Cedolare secca estesa alle locazione dei negozi

La tassazione cedolare per le locazioni viene estesa alle locazioni che interessano una tipologia di immobili strumentali, i negozi: anche per i canoni provenienti da tali immobili è quindi possibile evitare la tassazione IRPEF progressiva in favore della tassazione proporzionale nella misura fissa del 21%.

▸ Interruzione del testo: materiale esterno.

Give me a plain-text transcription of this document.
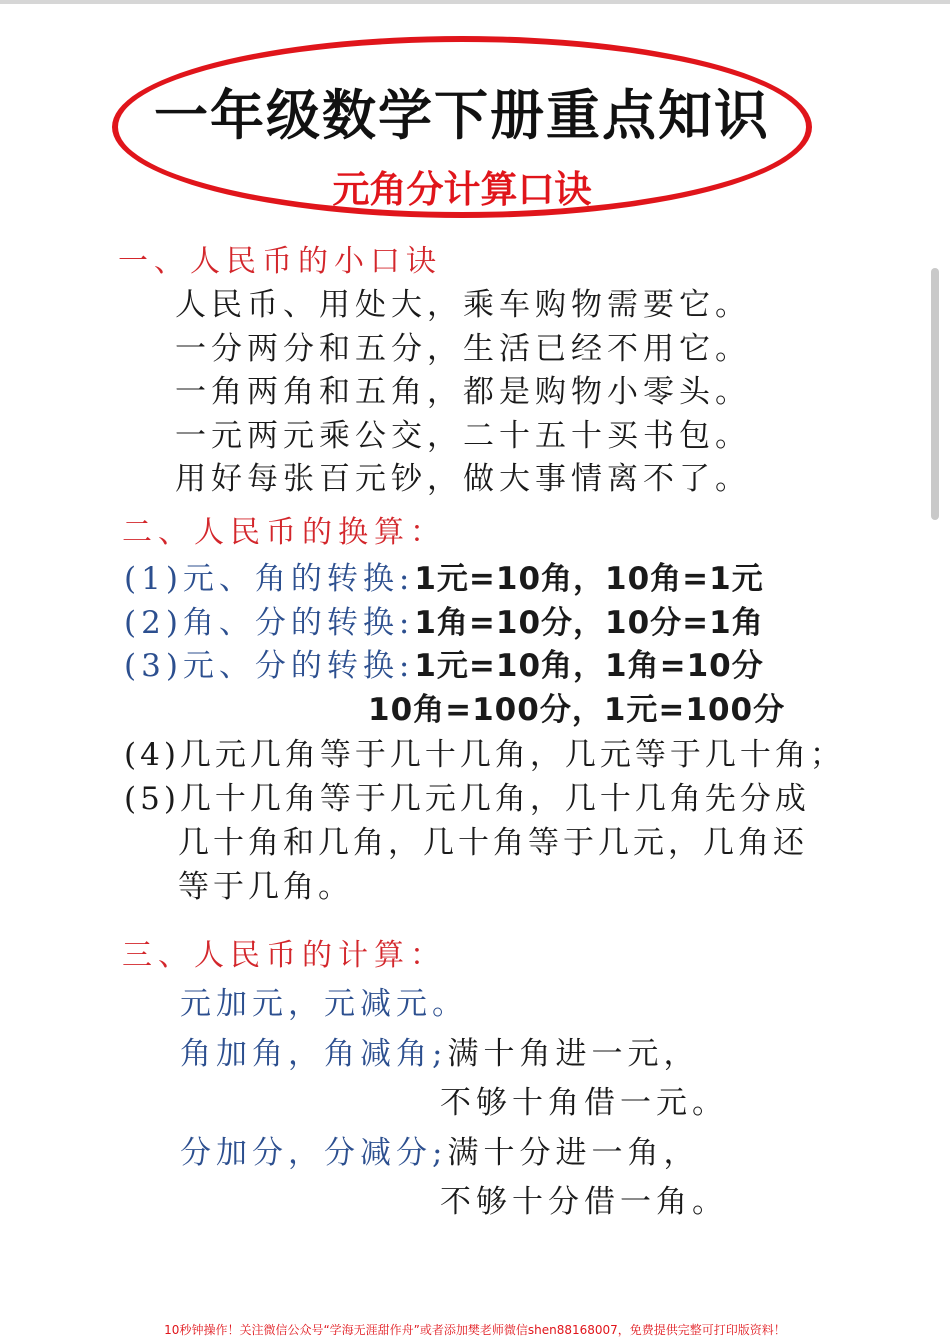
一年级数学下册重点知识
元角分计算口诀
一、人民币的小口诀
人民币、用处大，乘车购物需要它。
一分两分和五分，生活已经不用它。
一角两角和五角，都是购物小零头。
一元两元乘公交，二十五十买书包。
用好每张百元钞，做大事情离不了。
二、人民币的换算：
(1)元、角的转换:1元=10角，10角=1元
(2)角、分的转换:1角=10分，10分=1角
(3)元、分的转换:1元=10角，1角=10分
10角=100分，1元=100分
(4)几元几角等于几十几角，几元等于几十角；
(5)几十几角等于几元几角，几十几角先分成
几十角和几角，几十角等于几元，几角还
等于几角。
三、人民币的计算：
元加元，元减元。
角加角，角减角;满十角进一元，
不够十角借一元。
分加分，分减分;满十分进一角，
不够十分借一角。
10秒钟操作！关注微信公众号“学海无涯甜作舟”或者添加樊老师微信shen88168007，免费提供完整可打印版资料！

Si tratta comunque di una possibilità limitata ai nuovi contratti sottoscritti a decorrere dal 01 gennaio 2019, senza che sia possibile applicare il medesimo beneficio ai contratti già in corso, la cui tassazione dovrà continuare con le regole ordinarie.

La cedolare sui negozi

La Legge di Bilancio per il 2019 stabilisce che “il canone di locazione relativo ai contratti stipulati nell'anno 2019, aventi ad oggetto unità immobiliari classificate nella categoria catastale C/1, di superficie fino a 600 metri quadrati, escluse le pertinenze, e le relative pertinenze locate congiuntamente, può, in alternativa rispetto al regime ordinario vigente per la tassazione del reddito fondiario ai fini dell'imposta sul reddito delle persone fisiche, essere assoggettato al regime della cedolare secca”.

Pertanto, la possibilità di tassare i canoni al 21% è piuttosto ristretta:

Si evidenzia che la cedolare secca, oltre a rappresentare una modalità alternativa di tassazione rispetto al regime ordinario dell’Irpef, più gravosa soprattutto per chi dichiara redditi elevati, consente di evitare il pagamento delle imposte indirette a cui sono soggetti i contratti di locazione, ossia l’imposta di registro e l’imposta di bollo. D’altro canto, optando per l’imposta sostitutiva il contribuente rinuncia all’aggiornamento Istat del canone annuo di locazione.

Evidentemente, trattandosi di una tassazione alternativa del reddito fondiario, essa riguarda unicamente immobili che siano detenuti da persone fisiche “private”, ossia al di fuori dell’esercizio dell’attività d’impresa.

Solo nuovi contratti

La medesima Legge di Bilancio precisa anche come tale nuovo regime può riguardare solo i nuovi contratti, facendo riferimento ai contratti stipulati “nell’anno 2019” (allo stato attuale si tratta di una disposizione transitoria, in quanto parrebbe riguardare solo i contratti stipulati quest’anno).

Ma la norma contiene anche una previsione antielusiva: “Tale regime non è applicabile ai contratti stipulati nell'anno 2019, qualora alla data del 15 ottobre 2018 risulti in corso un contratto non scaduto, tra i medesimi soggetti e per lo stesso immobile, interrotto anticipatamente rispetto alla scadenza naturale.”

In particolare, quest’ultimo passaggio serve ad evitare comportamenti elusivi di coloro che, avendo un contratto in corso, intendessero risolverlo per stipularne un altro da assoggettare a cedolare (a meno che la risoluzione non fosse intervenuta prima del 15 ottobre 2018).

Ovviamente, se il contratto fosse risolto e ne fosse stipulato uno diverso con diverse parti contrattuali, detto contratto potrebbe essere assoggettato a cedolare.